Thu, May 02, 2019 - Page 16 News List

Semenya appeal over testosterone rules dismissed

Reuters, CAPE TOWN

Olympic 800m champion Caster Semenya’s appeal to halt the introduction of regulations to limit testosterone in female athletes with differences in sexual development (DSDs) was yesterday dismissed by the Court of Arbitration for Sport (CAS).

The court ruled that the International Association of Athletics Federations’ (IAAF) regulations are needed to ensure fair competition between athletes who compete in events ranging from 400m to a mile, previously calling the hearing one of the most important ever to appear before the court.

It means that Semenya and other affected athletes hoping to compete at the World Championships in Doha in September would have to start taking medication to lower their testosterone level to below the required 5 nanomoles per liter within one week.

It is a special concession made by the IAAF due to the length of time it has taken the CAS to reach a verdict.

However, in the future, athletes would be required to have reduced their blood testosterone level to below the stipulated concentration for a period of six months before they can compete.

“The panel found that the DSD regulations are discriminatory, but the majority of the panel found that, on the basis of the evidence submitted by the parties, such discrimination is a necessary, reasonable and proportionate means of achieving the IAAF’s aim of preserving the integrity of female athletics in the restricted events,” the court said in a news release.

“By majority, the CAS panel has dismissed the requests for arbitration considering that the claimants were unable to establish that the DSD regulations were ‘invalid,’” it added.

However, in a 165-page award, the CAS panel expressed some serious concerns as to the practical application of the DSD regulations.

The case is likely have wide-reaching consequences, not just for the future of athletics, but all women’s sport, and has split opinion around the globe.

The IAAF believes that the regulations are necessary to “preserve fair competition in the female category,” and have received a large amount of support from current and former athletes.

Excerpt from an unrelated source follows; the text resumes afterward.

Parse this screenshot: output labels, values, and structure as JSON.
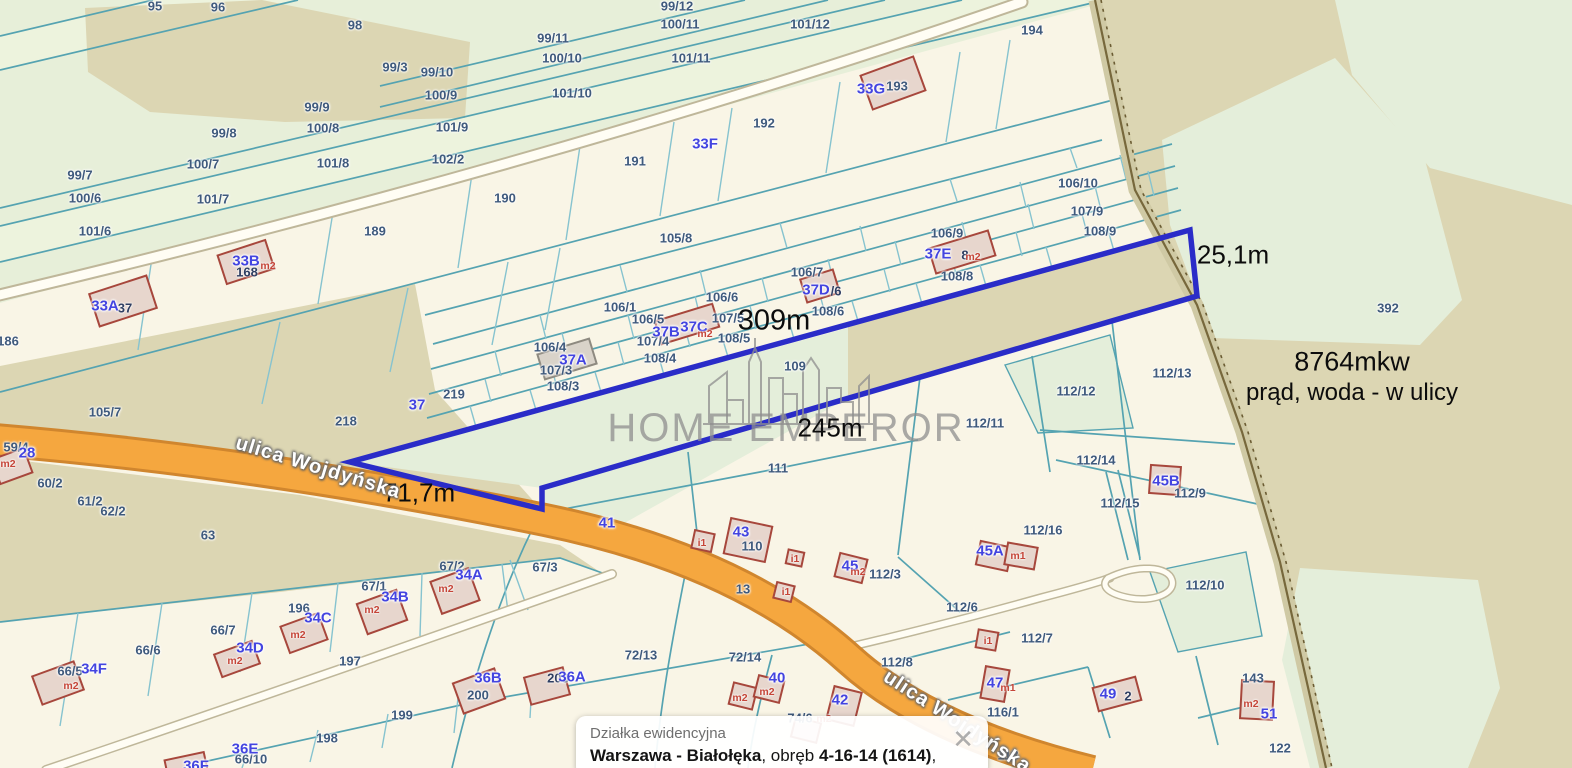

However, the governing body has also been criticized by human rights organizations over its wish to medically alter naturally produced levels of testosterone, with the UN Human Rights Council in March adopting a resolution in support of Semenya.

The South African is to be the highest-profile athlete to be affected, but others include last year’s Olympic silver medalist in the 800m, Francine Niyonsaba of Burundi.

Semenya last week took potential steps to reinvent her career, when she won the 5,000m at the South African Athletics Championships with a modest time of 16 minutes, 5.97 seconds an event that would allow her to compete outside of the IAAF regulations.

Other sporting bodies are believed to have kept a close eye on the CAS case and with the precedent in place, might set their own parameters for participation by DSD and transgender athletes in their individual codes.